Cutting-edge design education goes way back at Parsons. It was the first U.S. school to introduce programs like fashion design (1906), interior design (1907), and graphic design (1910). These groundbreaking curricula were the brainchild of the school’s director, Frank Alvah Parsons, who realized that the Industrial Revolution would spawn a slew of new professions. A century and a digital revolution later, Parsons is still at the forefront of innovation. “Right now, we’re looking at how we can take advantage of what’s going on in the world to produce dynamic, exciting new programs that aren’t offered anywhere else,” says Jamer Hunt, associate professor in Parsons’ new Master of Fine Arts program in Transdisciplinary Design. “It’s based on one simple idea,” he says. “We live in a very complex world, and most of the challenges that face us can’t really be addressed by one design discipline. Yet design has the potential to be at the center of the solutions. So we’re developing an experimental space where students can learn to transcend disciplinary boundaries.”

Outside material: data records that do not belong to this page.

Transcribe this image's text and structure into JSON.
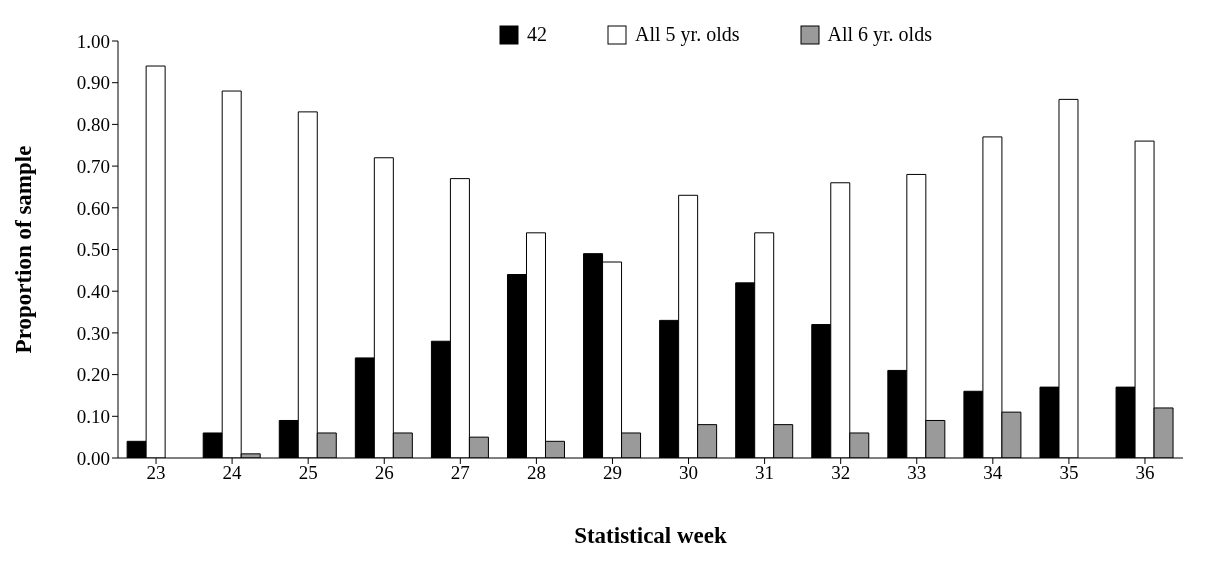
{
  "chart_data": {
    "type": "bar",
    "xlabel": "Statistical week",
    "ylabel": "Proportion of sample",
    "categories": [
      "23",
      "24",
      "25",
      "26",
      "27",
      "28",
      "29",
      "30",
      "31",
      "32",
      "33",
      "34",
      "35",
      "36"
    ],
    "series": [
      {
        "name": "42",
        "color": "#000000",
        "values": [
          0.04,
          0.06,
          0.09,
          0.24,
          0.28,
          0.44,
          0.49,
          0.33,
          0.42,
          0.32,
          0.21,
          0.16,
          0.17,
          0.17
        ]
      },
      {
        "name": "All 5 yr. olds",
        "color": "#ffffff",
        "values": [
          0.94,
          0.88,
          0.83,
          0.72,
          0.67,
          0.54,
          0.47,
          0.63,
          0.54,
          0.66,
          0.68,
          0.77,
          0.86,
          0.76
        ]
      },
      {
        "name": "All 6 yr. olds",
        "color": "#9a9a9a",
        "values": [
          0,
          0.01,
          0.06,
          0.06,
          0.05,
          0.04,
          0.06,
          0.08,
          0.08,
          0.06,
          0.09,
          0.11,
          0,
          0.12
        ]
      }
    ],
    "ylim": [
      0,
      1
    ],
    "yticks": [
      {
        "value": 0,
        "label": "0.00"
      },
      {
        "value": 0.1,
        "label": "0.10"
      },
      {
        "value": 0.2,
        "label": "0.20"
      },
      {
        "value": 0.3,
        "label": "0.30"
      },
      {
        "value": 0.4,
        "label": "0.40"
      },
      {
        "value": 0.5,
        "label": "0.50"
      },
      {
        "value": 0.6,
        "label": "0.60"
      },
      {
        "value": 0.7,
        "label": "0.70"
      },
      {
        "value": 0.8,
        "label": "0.80"
      },
      {
        "value": 0.9,
        "label": "0.90"
      },
      {
        "value": 1,
        "label": "1.00"
      }
    ],
    "grid": false,
    "legend": "top"
  }
}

Hunt believes that the next generation of designers will take an active role in reinventing infrastructures such as the health-care system. In order to grapple with such massive concepts and institutions, designers will have to collaborate with experts in other fields. “We’re putting designers together with people like political scientists, anthropologists, and business managers to identify nontraditional methods to meet challenges that require multidimensional thinking,” says Hunt. To that end, he is looking to build networks with external nonprofit organizations and industry partners to collaborate on projects with students.
Another important aspect of the program is the transdisciplinary approach used within the school itself. Hunt is laying the groundwork for student collaborations with counterparts in the social science departments of The New School. “This school has two great core strengths, social research and design,” explains Hunt, “yet the two have never been practiced together. This is an opportunity to create a sandbox and play together to see what can be built.”